As ciências antigas (antes do renascimento) eram muitas vezes baseadas em percepções dos sentidos. Mas, mesmo os antigos já sabiam que os sentidos são facilmente enganados. Para que uma percepção gere conhecimento, ela deve estar acompanhada de outras informações sobre a coisa percebida. Esse conhecimento pregresso é muitas vezes obtido de diferentes maneiras e representa um tipo de concepção própria pré-existente do mundo (que pode ser herdado, aprendido etc). De certa forma,  nossa percepção é revestida dessa informação adicional para que aquilo que sentimos seja aceito como verdadeiro de fato.

As ciências modernas são baseadas nas chamadas 'experiências sensíveis' que são, verdadeiramente, observações [3]. De forma geral, podemos dizer que observações incluem as percepções dos sentidos, mas não se restringem a elas [2c] porque as observações são guiadas por algo mais.
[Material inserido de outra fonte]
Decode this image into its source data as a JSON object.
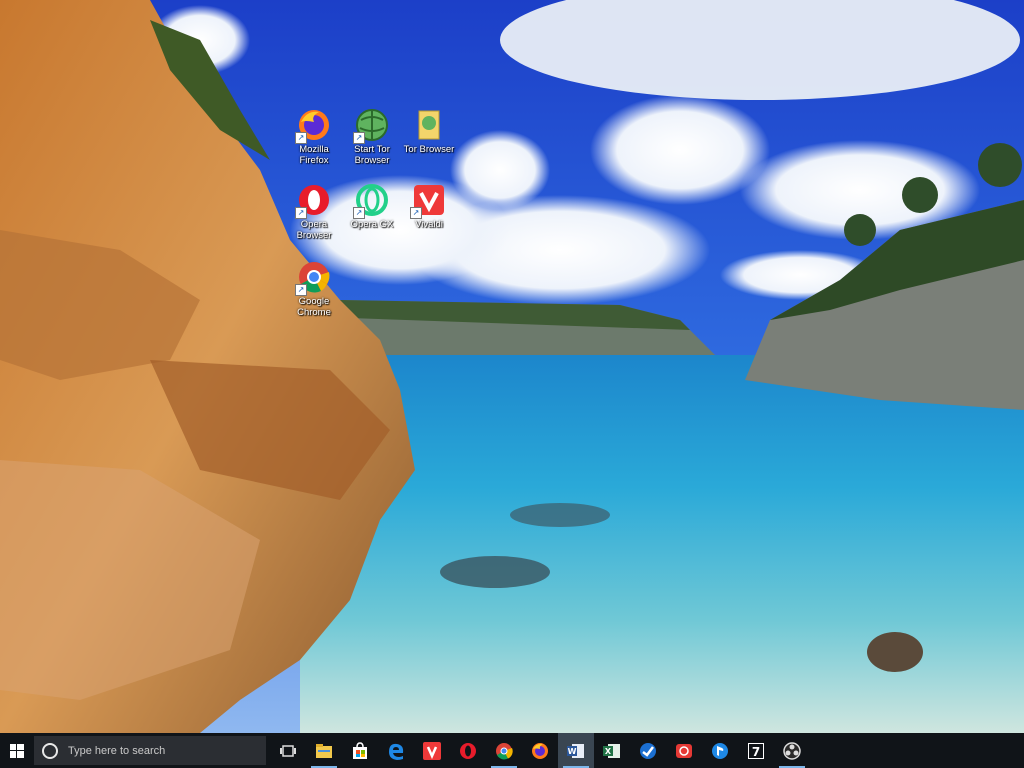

Entretanto, podemos argumentar que as ciências modernas em nada modificaram a necessidade das percepções quando instrumentos foram desenvolvidos para permitir que os invisíveis (no sentido amplo) se tornasse 'visíveis', ou seja, acessíveis aos sentidos humanos.  De fato, instrumentos são úteis em Ciência porque eles permitem [2c]: 
  • Melhorar a acurácia da percepção;
  • Padronizar as observações feitas através deles.
Considere a imagem da Figura 1. Ela é o registro de vírus da Hepatite A conseguida por meio de um microscópio eletrônico. Se não tenho como ver um vírus com meus olhos, com o microscópio posso inclusive medir o seu tamanho em uma escala e compará-lo ao de outros objetos igualmente invisíveis a sua volta. 
Fig. 1 Imagem de um microscópio mostrando vírus da Hepatite A. Como posso estar certo de que  essa imagem realmente corresponde a um vírus da Hepatite A? Mais ainda, ela é uma prova de vírus existem? 
Entretanto, penso de forma ingênua quando acredito que minha percepção foi apenas expandida quando observo essa imagem do vírus pelo microscópio. Somente devo acreditar que a imagem corresponde mesmo ao vírus se souber como o microscópio funciona, ou seja, sou obrigado a crer em uma sequência grande de suposições, aproximações e informações que justificam categoricamente que aquela imagem é mesmo da tal entidade (o vírus) invisível. 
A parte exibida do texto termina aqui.